La República permite a María Moliner dar cauce a sus inquietudes de extensión cultural y a su capacidad de trabajo y organización. Su actividad hasta 1936 es inagotable en el desarrollo de las Misiones Pedagógicas por tierras valencianas, donde se establece la familia en esa década. La creación y mantenimiento de bibliotecas en los pueblos la compromete vivamente. Y en 1936, con la guerra, es nombrada responsable de la Biblioteca de la Universidad de Valencia. Son años de penurias y zozobras, pero también de trabajo tenaz, de entrega a un proyecto que ilusiona a María Moliner y le permite, lejos de la soledad en que había trabajado en los archivos, dirigir equipos, organizar, movilizar, hacer cosas en el ámbito del libro.

La victoria franquista terminó con su empeño. Como María Moliner no se había significado nunca como activista política, su “depuración” fue relativamente benigna y pudo volver al archivo de Hacienda del que había salido hacia la biblioteca universitaria, antes de conseguir el traslado a Madrid en 1946. Pero su amistad y colaboración en los años treinta con tantos profesores republicanos la dejó, para siempre, bajo sospecha para el franquismo, y la obligó a ese exilio interior que tantos sufrieron, al silencio cauteloso y el repliegue en la privacidad a los que la pequeña burguesía ilustrada y liberal que no escapó del nuevo poder franquista tuvo que someterse. Y por eso, en “la melancolía de las energías no aprovechadas” que le asaltó hacia 1950, y desechada la idea de crear un colegio, pensó que la redacción de un diccionario de uso del español sería un objetivo ideológica y políticamente inatacable por la dictadura. Máxime si se emprendía en el ámbito más recoleto, la mesa del comedor del piso familiar.

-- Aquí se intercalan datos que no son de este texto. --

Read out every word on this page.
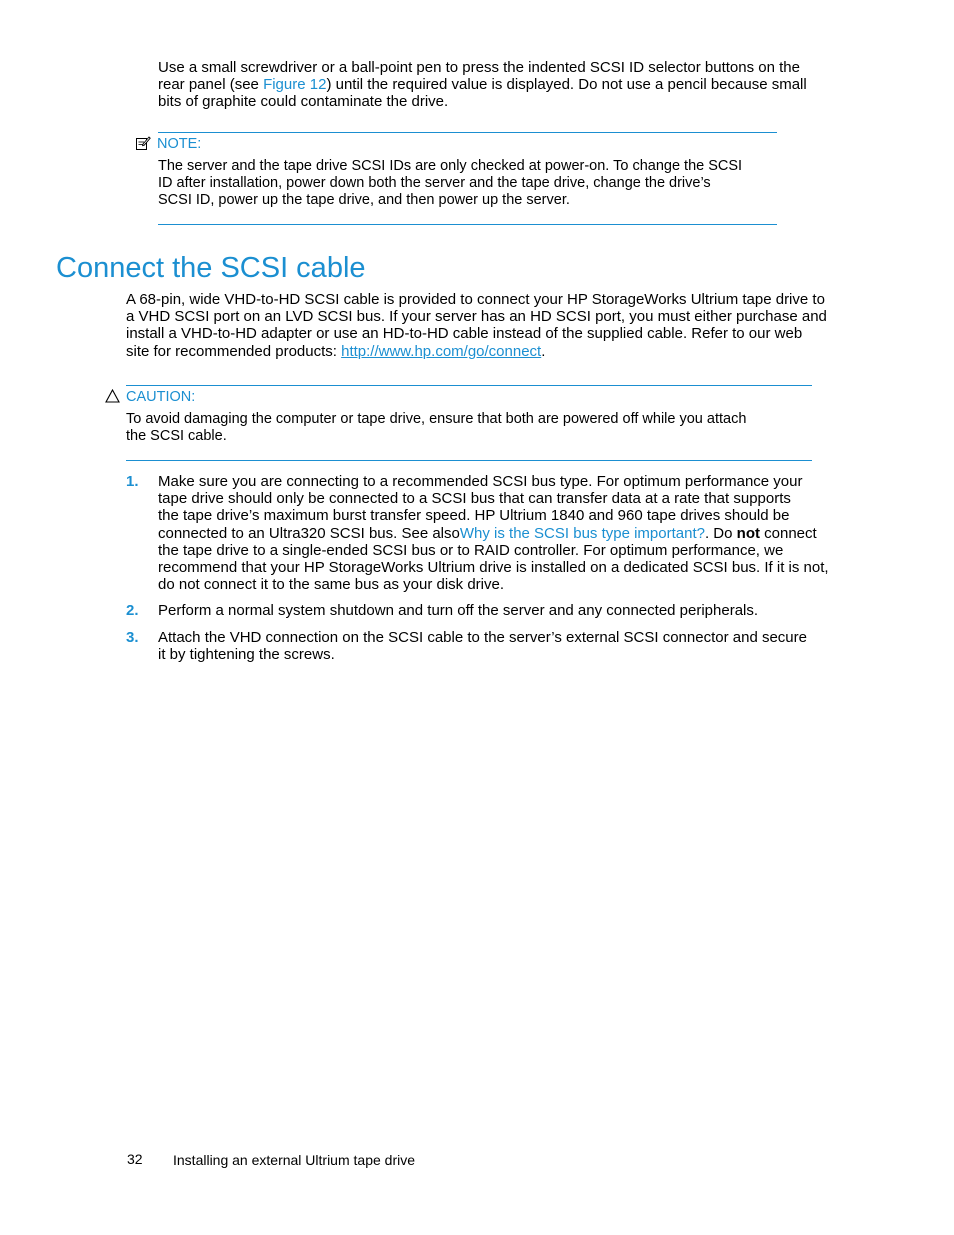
Use a small screwdriver or a ball-point pen to press the indented SCSI ID selector buttons on the
rear panel (see Figure 12) until the required value is displayed. Do not use a pencil because small
bits of graphite could contaminate the drive.
NOTE:
The server and the tape drive SCSI IDs are only checked at power-on. To change the SCSI
ID after installation, power down both the server and the tape drive, change the drive’s
SCSI ID, power up the tape drive, and then power up the server.
Connect the SCSI cable
A 68-pin, wide VHD-to-HD SCSI cable is provided to connect your HP StorageWorks Ultrium tape drive to
a VHD SCSI port on an LVD SCSI bus. If your server has an HD SCSI port, you must either purchase and
install a VHD-to-HD adapter or use an HD-to-HD cable instead of the supplied cable. Refer to our web
site for recommended products: http://www.hp.com/go/connect.
CAUTION:
To avoid damaging the computer or tape drive, ensure that both are powered off while you attach
the SCSI cable.
1. Make sure you are connecting to a recommended SCSI bus type. For optimum performance your
tape drive should only be connected to a SCSI bus that can transfer data at a rate that supports
the tape drive’s maximum burst transfer speed. HP Ultrium 1840 and 960 tape drives should be
connected to an Ultra320 SCSI bus. See alsoWhy is the SCSI bus type important?. Do not connect
the tape drive to a single-ended SCSI bus or to RAID controller. For optimum performance, we
recommend that your HP StorageWorks Ultrium drive is installed on a dedicated SCSI bus. If it is not,
do not connect it to the same bus as your disk drive.
2. Perform a normal system shutdown and turn off the server and any connected peripherals.
3. Attach the VHD connection on the SCSI cable to the server’s external SCSI connector and secure
it by tightening the screws.
32 Installing an external Ultrium tape drive
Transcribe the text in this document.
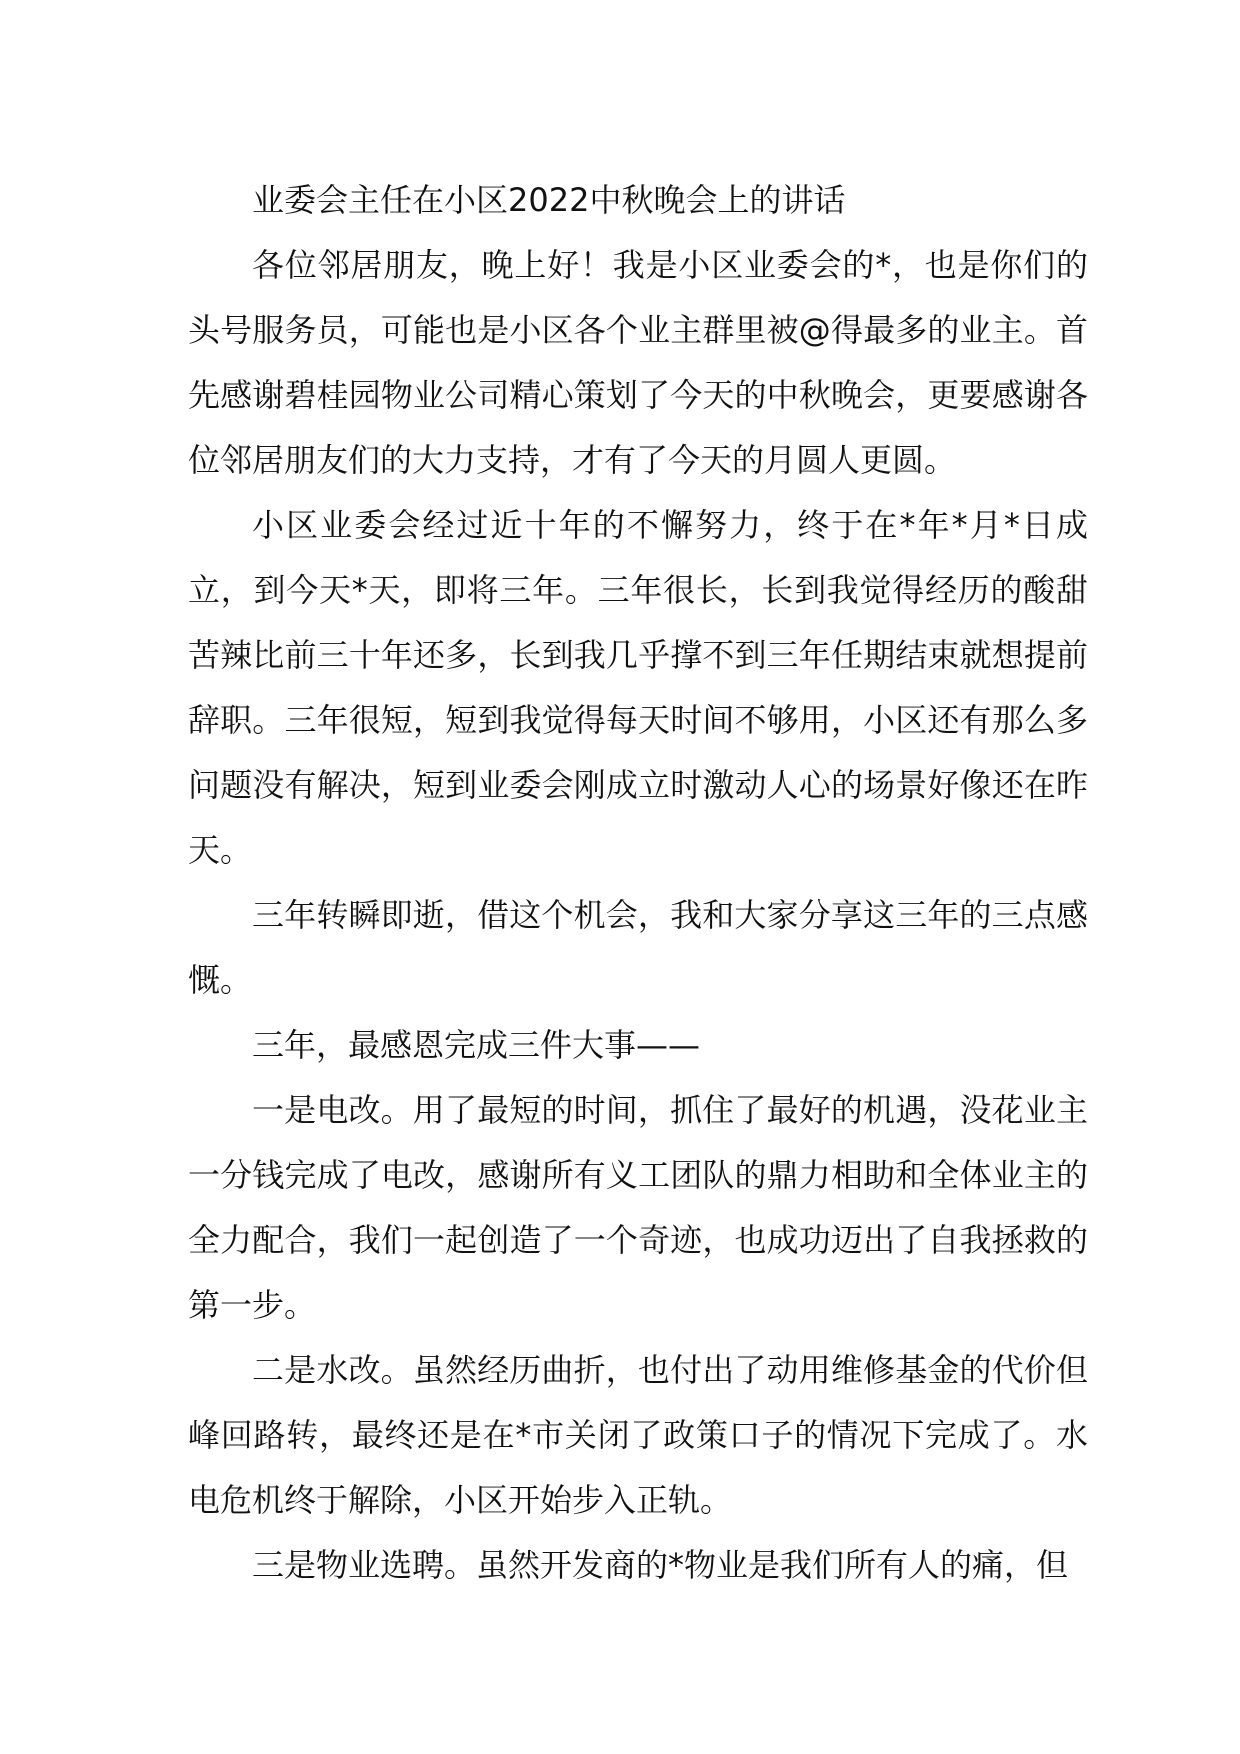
业委会主任在小区2022中秋晚会上的讲话

各位邻居朋友，晚上好！我是小区业委会的*，也是你们的头号服务员，可能也是小区各个业主群里被@得最多的业主。首先感谢碧桂园物业公司精心策划了今天的中秋晚会，更要感谢各位邻居朋友们的大力支持，才有了今天的月圆人更圆。

小区业委会经过近十年的不懈努力，终于在*年*月*日成立，到今天*天，即将三年。三年很长，长到我觉得经历的酸甜苦辣比前三十年还多，长到我几乎撑不到三年任期结束就想提前辞职。三年很短，短到我觉得每天时间不够用，小区还有那么多问题没有解决，短到业委会刚成立时激动人心的场景好像还在昨天。

三年转瞬即逝，借这个机会，我和大家分享这三年的三点感慨。

三年，最感恩完成三件大事——

一是电改。用了最短的时间，抓住了最好的机遇，没花业主一分钱完成了电改，感谢所有义工团队的鼎力相助和全体业主的全力配合，我们一起创造了一个奇迹，也成功迈出了自我拯救的第一步。

二是水改。虽然经历曲折，也付出了动用维修基金的代价但峰回路转，最终还是在*市关闭了政策口子的情况下完成了。水电危机终于解除，小区开始步入正轨。

三是物业选聘。虽然开发商的*物业是我们所有人的痛，但
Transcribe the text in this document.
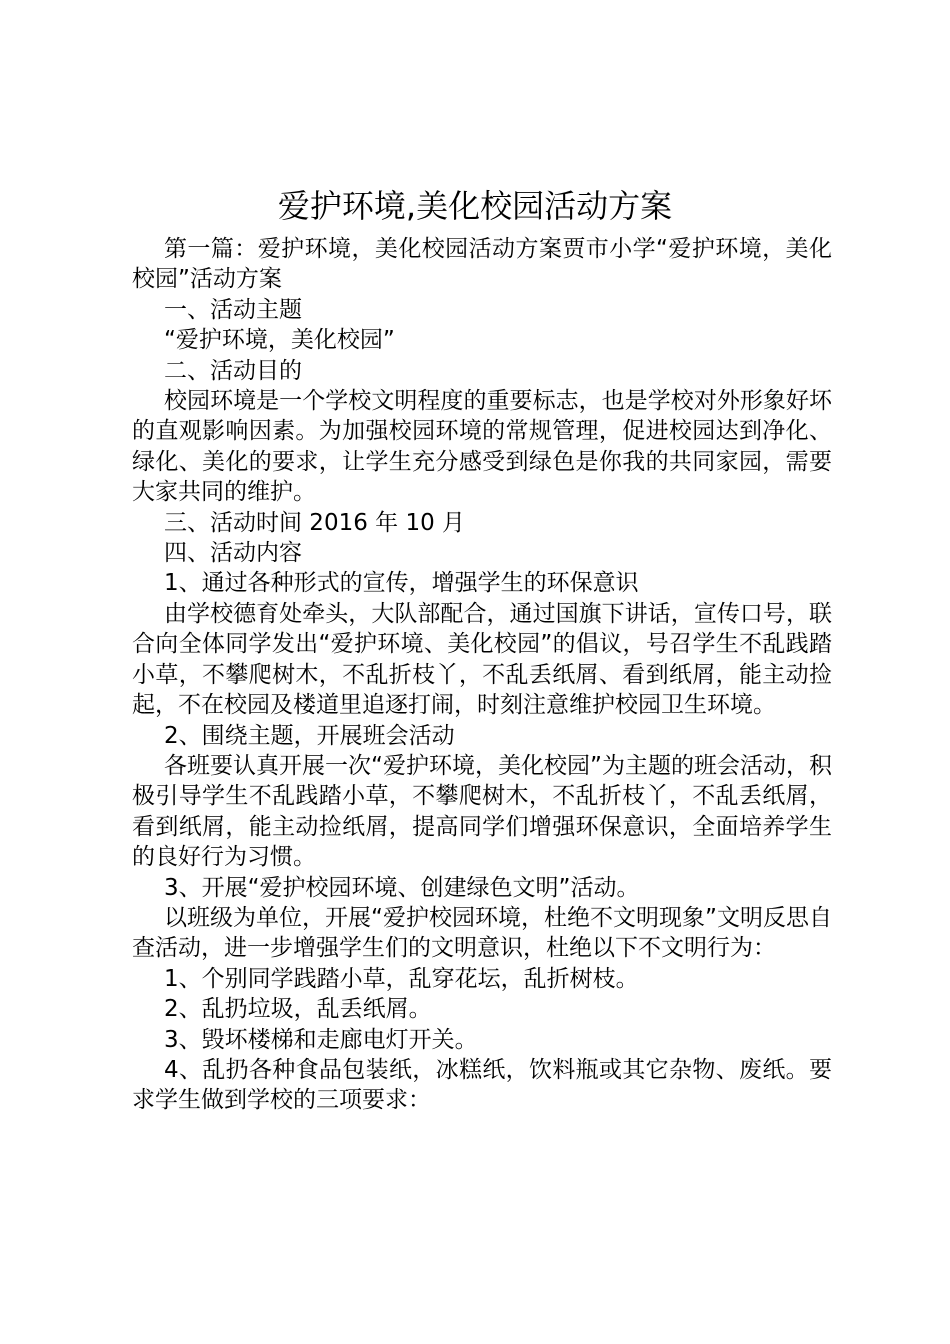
爱护环境,美化校园活动方案

第一篇：爱护环境，美化校园活动方案贾市小学“爱护环境，美化校园”活动方案

一、活动主题

“爱护环境，美化校园”

二、活动目的

校园环境是一个学校文明程度的重要标志，也是学校对外形象好坏的直观影响因素。为加强校园环境的常规管理，促进校园达到净化、绿化、美化的要求，让学生充分感受到绿色是你我的共同家园，需要大家共同的维护。

三、活动时间 2016 年 10 月

四、活动内容

1、通过各种形式的宣传，增强学生的环保意识

由学校德育处牵头，大队部配合，通过国旗下讲话，宣传口号，联合向全体同学发出“爱护环境、美化校园”的倡议，号召学生不乱践踏小草，不攀爬树木，不乱折枝丫，不乱丢纸屑、看到纸屑，能主动捡起，不在校园及楼道里追逐打闹，时刻注意维护校园卫生环境。

2、围绕主题，开展班会活动

各班要认真开展一次“爱护环境，美化校园”为主题的班会活动，积极引导学生不乱践踏小草，不攀爬树木，不乱折枝丫，不乱丢纸屑，看到纸屑，能主动捡纸屑，提高同学们增强环保意识，全面培养学生的良好行为习惯。

3、开展“爱护校园环境、创建绿色文明”活动。

以班级为单位，开展“爱护校园环境，杜绝不文明现象”文明反思自查活动，进一步增强学生们的文明意识，杜绝以下不文明行为：

1、个别同学践踏小草，乱穿花坛，乱折树枝。

2、乱扔垃圾，乱丢纸屑。

3、毁坏楼梯和走廊电灯开关。

4、乱扔各种食品包装纸，冰糕纸，饮料瓶或其它杂物、废纸。要求学生做到学校的三项要求：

María Moliner publicó los dos tomos de su diccionario en 1966-67. Nacida en 1900, tenía tantos años como el siglo y estaba cansada y mayor. El diccionario obtuvo un gran éxito editorial y le granjeó el elogio y respeto de algunos intelectuales. Pero provocó asimismo estupor y recelo en muchos lingüistas, que no sabían quién era esa señora que mostraba en público un resultado tan admirable. En cualquier caso, poco tiempo duró su pequeño esplendor, el disfrute de las mieles del reconocimiento. En 1974, apenas ocho años después, y con muchas fichas redactadas para la revisión y actualización de su obra, comenzó el deterioro mental, el asalto del Alzheimer que la tuvo en las tinieblas hasta su muerte en 1981. Al menos había alejado de su ánimo “la melancolía de las energías no aprovechadas”. Aunque tal vez, en esos meses en los que su mente se iba despeñando sin remedio, pudo asaltarle otra melancolía, la que nace de la fugacidad, de la precariedad, de nuestros esfuerzos culminados.